Con la partecipazione di Giorgia Meloni alla Cop27 per la prima volta dalla morte di Giulio Regeni il capo del Governo sarà in Egitto, per questo potrebbe svolgersi una bilaterale Italia-Egitto. Già nei giorni scorsi il presidente egiziano aveva espresso la sua felicità nel sapere che la premier italiana sarebbe stata presente a Sharm el-Sheikh e dopo le elezioni aveva inviato le sue congratulazioni alla premier Meloni.
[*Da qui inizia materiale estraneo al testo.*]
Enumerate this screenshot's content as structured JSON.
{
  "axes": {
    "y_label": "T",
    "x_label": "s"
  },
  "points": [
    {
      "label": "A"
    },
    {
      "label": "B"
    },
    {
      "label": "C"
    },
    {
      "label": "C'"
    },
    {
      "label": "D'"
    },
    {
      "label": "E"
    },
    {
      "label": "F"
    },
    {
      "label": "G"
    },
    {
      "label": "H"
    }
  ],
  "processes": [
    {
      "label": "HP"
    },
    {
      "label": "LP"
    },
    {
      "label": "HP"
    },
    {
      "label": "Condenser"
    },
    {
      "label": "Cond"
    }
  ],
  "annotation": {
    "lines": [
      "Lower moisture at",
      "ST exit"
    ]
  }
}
Nonostante si tratti di un obiettivo condiviso che accomuna tutti, i negoziati saranno tutt’altro che semplici, com’è emerso già nelle scorse settimane. A rendere delicati i colloqui sono i diversi nodi bollenti nelle relazioni internazionali fra Paesi, dalle preoccupazioni per la recessione globale alla crisi alimentare, dalla crisi energetica al conflitto un Ucraina, fino alla rivalità fra due attori certo non secondari come Stati Uniti e Cina.

Il primo appuntamento da fissare in agenda è per il “vertice dei leader” del 7 e 8 novembre: un summit cui prenderanno parte 125 persone fra capo di Stato e Governo ma anche diplomatici da 200 Paesi e 40mila “laici” fra Ong, studiosi, privati ed esponenti della società civile.

Fra i governanti non mancherà il premier britannico Sunak, dopo le polemiche per l’annuncio della mancata partecipazione di Downing Street e della Monarchia (Carlo III non prenderà parte al summit). Presente anche Lula, appena eletto per la terza volta presidente del Brasile, sule cui spalle pesa la responsabilità di invertire la rotta ambientalista del suo Paese dopo quattro anni nel segno dello scetticismo di Bolsonaro. Per l’Italia presenzierà Giorgia Meloni.

Fra tutte, preoccupano due assenze che lasceranno un vuoto non facilmente colmabile: si tratta della Cina di Xi Jinping e della Russia di Putin.

La convention sul clima è accolta da un “cupo promemoria” dell’Oms, in cui “si prevede che tra il 2030 e il 2050 il cambiamento climatico provocherà circa 250mila morti in più all’anno per malnutrizione” e altre malattie come malaria, diarrea e stress da caldo. Una prospettiva nera cui si aggiungono bilanci economici in rosso: l’organizzazione stima che entro il 2030 i costi dei soli danni diretti del cambiamento climatico alla salute “siano compresi tra due e quattro miliardi di dollari l’anno“.

Quello di Sharm El-Sheik, ricorda dunque l’Oms, è “un’opportunità cruciale per il mondo di riunirsi e impegnarsi nuovamente a mantenere vivo l’obiettivo dell’accordo di Parigi“, ossia il contenimento del riscaldamento globale entro 1,5 gradi.